Celui serait visiblement peu soucieux de l’épanouissement de sa diplomatie que le nouveau ministre des Relations extérieures souhaite cependant relancer à travers, entre autres, l’annonce
de l’institution d’une conférence des ambassadeurs.
La scène se passe au ministère de l’Économie et des Finances. Un fonctionnaire de cette administration reconnaît dans un couloir, un de ses amis, diplomate, qu’il croyait en Europe depuis avril 2006. A son exclamation d’étonnement, le diplomate lui répond : " Je suis à Yaoundé, mon frère, j’ai des problèmes ".

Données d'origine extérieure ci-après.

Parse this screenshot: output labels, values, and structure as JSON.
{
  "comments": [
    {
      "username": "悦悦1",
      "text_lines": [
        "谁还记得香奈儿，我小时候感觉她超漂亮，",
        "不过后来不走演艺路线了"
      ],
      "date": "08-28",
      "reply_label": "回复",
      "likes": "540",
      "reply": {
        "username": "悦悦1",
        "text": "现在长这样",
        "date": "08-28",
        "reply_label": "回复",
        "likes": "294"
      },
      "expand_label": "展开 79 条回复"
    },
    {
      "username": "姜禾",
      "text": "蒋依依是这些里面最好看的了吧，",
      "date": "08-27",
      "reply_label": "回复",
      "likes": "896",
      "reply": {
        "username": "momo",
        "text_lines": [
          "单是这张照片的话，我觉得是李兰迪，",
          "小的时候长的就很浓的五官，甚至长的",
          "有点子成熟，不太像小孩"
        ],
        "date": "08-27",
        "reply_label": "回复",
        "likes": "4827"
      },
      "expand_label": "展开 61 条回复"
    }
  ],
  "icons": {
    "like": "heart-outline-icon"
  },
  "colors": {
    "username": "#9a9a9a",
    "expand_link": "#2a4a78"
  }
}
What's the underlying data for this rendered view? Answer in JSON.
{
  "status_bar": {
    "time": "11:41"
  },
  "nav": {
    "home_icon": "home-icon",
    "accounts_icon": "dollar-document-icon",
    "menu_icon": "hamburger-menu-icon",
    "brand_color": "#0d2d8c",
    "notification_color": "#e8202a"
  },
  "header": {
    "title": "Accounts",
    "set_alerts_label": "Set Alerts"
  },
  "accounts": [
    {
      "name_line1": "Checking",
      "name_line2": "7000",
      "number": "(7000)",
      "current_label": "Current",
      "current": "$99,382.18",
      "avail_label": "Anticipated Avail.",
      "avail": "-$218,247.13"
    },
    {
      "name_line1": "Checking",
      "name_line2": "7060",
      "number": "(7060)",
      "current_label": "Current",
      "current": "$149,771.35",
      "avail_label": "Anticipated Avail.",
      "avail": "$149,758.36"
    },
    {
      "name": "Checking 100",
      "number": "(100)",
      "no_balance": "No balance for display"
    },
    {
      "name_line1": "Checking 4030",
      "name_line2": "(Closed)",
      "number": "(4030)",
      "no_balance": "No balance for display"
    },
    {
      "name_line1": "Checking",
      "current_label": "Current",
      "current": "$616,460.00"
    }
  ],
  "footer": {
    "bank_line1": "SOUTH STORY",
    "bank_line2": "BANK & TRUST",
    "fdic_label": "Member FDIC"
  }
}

En fait, le diplomate supposé être en poste à Paris depuis le vaste mouvement de nominations survenues au mois d’avril, tourne en rond à Yaoundé, sortant de chez lui le matin, pour aller "suivre" ses dossiers de prise en charge au ministère des Finances. Il a à peine pris ses fonctions à Paris, qu’il est revenu. Comme la plupart de ses collègues, il n’a pas eu le salaire correspondant à son nouveau statut de diplomate à l’étranger et s’est retrouvé avec celui qu’il gagnait alors qu’il était en poste à Yaoundé. "Je suis donc revenu au pays, je ne peux pas repartir sans avoir arrangé ce problème", martèle-t-il, ferme.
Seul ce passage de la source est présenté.